Screening for MH

There are 2 methods of MH screening; muscle biopsy and genetic testing using DNA samples obtained from venous blood.

For all new families investigation is started by muscle biopsy. As screening, the in-vitro contracture test (IVCT)¹, is performed on living muscle samples the patient has to travel to Leeds for a 1-2 night hospital stay due to travelling problems. The biopsy is usually performed under local regional anaesthesia and is taken from the vastus medialis (part of quadriceps muscle) through a 2-3 inch incision. The results and their implications are discussed with the patient the same day. There is a lower age limit of 10-12yrs mainly due to the size of muscle samples required.

If the clinical diagnosis is confirmed the individual will be screened for a series of mutations in the ryanodine receptor gene (RYR1) that can be used for MH diagnosis following the EMHG protocol² (www.emhg.org).  Should a diagnostic mutation be identified relatives can be offered a preliminary DNA test. If they are shown to carry the familial mutation a positive diagnosis is made and a muscle biopsy is unnecessary. However if undetected a confirmatory muscle biopsy is required before an MH negative diagnosis can be given with assurance. This is for safety reasons in clinical practice, as the genetics of MH is complex and a negative diagnosis needs to be secure. Thus DNA testing alone does not alter the anaesthetic clinical management of patients.
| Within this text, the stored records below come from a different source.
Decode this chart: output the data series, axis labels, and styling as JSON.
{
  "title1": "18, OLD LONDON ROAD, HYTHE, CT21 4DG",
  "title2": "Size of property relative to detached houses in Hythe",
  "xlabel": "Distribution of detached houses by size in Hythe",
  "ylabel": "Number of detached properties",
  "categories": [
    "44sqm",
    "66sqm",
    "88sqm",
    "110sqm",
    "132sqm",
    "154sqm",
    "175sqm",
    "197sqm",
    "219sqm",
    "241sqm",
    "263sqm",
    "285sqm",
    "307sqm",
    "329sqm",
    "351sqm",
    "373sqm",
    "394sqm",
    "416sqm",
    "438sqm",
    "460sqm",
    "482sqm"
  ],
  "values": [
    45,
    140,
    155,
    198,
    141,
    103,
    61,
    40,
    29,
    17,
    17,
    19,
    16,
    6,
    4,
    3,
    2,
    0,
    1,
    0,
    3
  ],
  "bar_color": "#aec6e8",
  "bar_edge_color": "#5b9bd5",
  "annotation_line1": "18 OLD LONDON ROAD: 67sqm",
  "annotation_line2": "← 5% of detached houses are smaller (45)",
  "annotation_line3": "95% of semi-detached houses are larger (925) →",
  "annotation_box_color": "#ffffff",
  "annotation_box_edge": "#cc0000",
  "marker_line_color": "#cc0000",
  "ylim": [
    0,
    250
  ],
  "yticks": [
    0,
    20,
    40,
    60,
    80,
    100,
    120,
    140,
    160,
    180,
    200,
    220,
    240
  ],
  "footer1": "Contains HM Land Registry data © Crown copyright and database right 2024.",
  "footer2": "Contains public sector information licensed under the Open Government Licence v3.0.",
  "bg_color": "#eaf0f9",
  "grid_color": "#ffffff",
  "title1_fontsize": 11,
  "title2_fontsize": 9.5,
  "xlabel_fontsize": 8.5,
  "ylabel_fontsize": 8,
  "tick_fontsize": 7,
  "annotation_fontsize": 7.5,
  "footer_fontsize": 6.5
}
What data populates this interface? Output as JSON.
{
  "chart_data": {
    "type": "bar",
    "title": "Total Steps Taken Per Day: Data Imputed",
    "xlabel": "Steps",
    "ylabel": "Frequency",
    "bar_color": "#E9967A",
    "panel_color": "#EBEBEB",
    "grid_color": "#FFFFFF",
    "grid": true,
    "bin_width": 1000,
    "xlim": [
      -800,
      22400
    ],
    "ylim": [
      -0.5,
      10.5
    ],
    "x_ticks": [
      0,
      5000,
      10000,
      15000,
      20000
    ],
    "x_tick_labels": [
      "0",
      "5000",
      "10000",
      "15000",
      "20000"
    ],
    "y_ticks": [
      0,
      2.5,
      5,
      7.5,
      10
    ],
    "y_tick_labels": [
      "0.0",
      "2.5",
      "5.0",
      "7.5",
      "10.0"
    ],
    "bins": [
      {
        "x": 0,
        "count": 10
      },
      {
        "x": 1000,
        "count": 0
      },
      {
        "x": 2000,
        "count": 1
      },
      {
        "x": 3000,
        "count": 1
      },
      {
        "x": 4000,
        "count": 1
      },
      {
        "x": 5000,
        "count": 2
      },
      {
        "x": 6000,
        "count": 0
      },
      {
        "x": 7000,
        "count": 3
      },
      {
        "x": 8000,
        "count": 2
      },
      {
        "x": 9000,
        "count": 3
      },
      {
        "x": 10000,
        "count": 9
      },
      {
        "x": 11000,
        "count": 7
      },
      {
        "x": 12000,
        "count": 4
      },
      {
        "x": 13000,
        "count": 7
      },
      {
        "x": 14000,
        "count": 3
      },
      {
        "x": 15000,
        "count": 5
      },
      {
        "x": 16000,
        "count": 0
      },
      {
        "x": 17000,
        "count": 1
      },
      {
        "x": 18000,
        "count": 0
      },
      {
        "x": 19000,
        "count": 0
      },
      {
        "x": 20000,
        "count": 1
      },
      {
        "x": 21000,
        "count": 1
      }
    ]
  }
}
Currently ~40% of UK families are suitable for DNA testing. Current practice screens for certain RYR1 mutations having molecular evidence supporting a pathogenic role in MH (EMHG protocol² www.emhg.org). Testing should be conducted in a molecular genetic laboratory with appropriate accreditation. The MH unit will be able to advise whether or not a patient can be offered a DNA test as they hold the family results. As DNA testing performed in isolation does not alter the anaesthetic clinical management of patients screening requires co-ordination via MH centres who can offer a muscle biopsy if appropriate and also ensure the patient is provided with information about what to do if they require anaesthesia in the future, provide warning cards etc. Collation of family clinical and genetic data is also essential in cases of emergency, the MH unit being the first point of contact by anaesthetists having to treat a suspected case or crisis.

MH Register

All patients who have been investigated are entered onto a register and collated together with family members. All correspondence regarding patients who have previously been referred but not deemed to require screening is also kept. This allows for any queries, such as confirming results or the potential risk of MH in a relative, to be quickly traced.

Contacts
Dr PJ Halsall/Prof PM Hopkins
MH Investigation Unit
Clinical Sciences Building
St James’s University Hospital
Leeds
LS9 7TF

Tel  0113 206 5270
Fax 0113 206 4140

Hotline 07947 609601. This is usually available for medical emergencies only, but it is a mobile phone and therefore sometimes cannot be answered quickly

References

1) The European Malignant Hyperpyrexia Group. A protocol for the investigation of malignant hyperpyrexia (MH) susceptibility. Br J Anaesth. 1984 Nov; 56(11): 1267-1269.

 2) Urwyler A, Deufel T, McCarthy T, West S; European Malignant Hyperthermia Group. Guidelines for molecular genetic detection of susceptibility to malignant hyperthermia. Br J Anaesth 2001 Feb; 86(2): 283-287.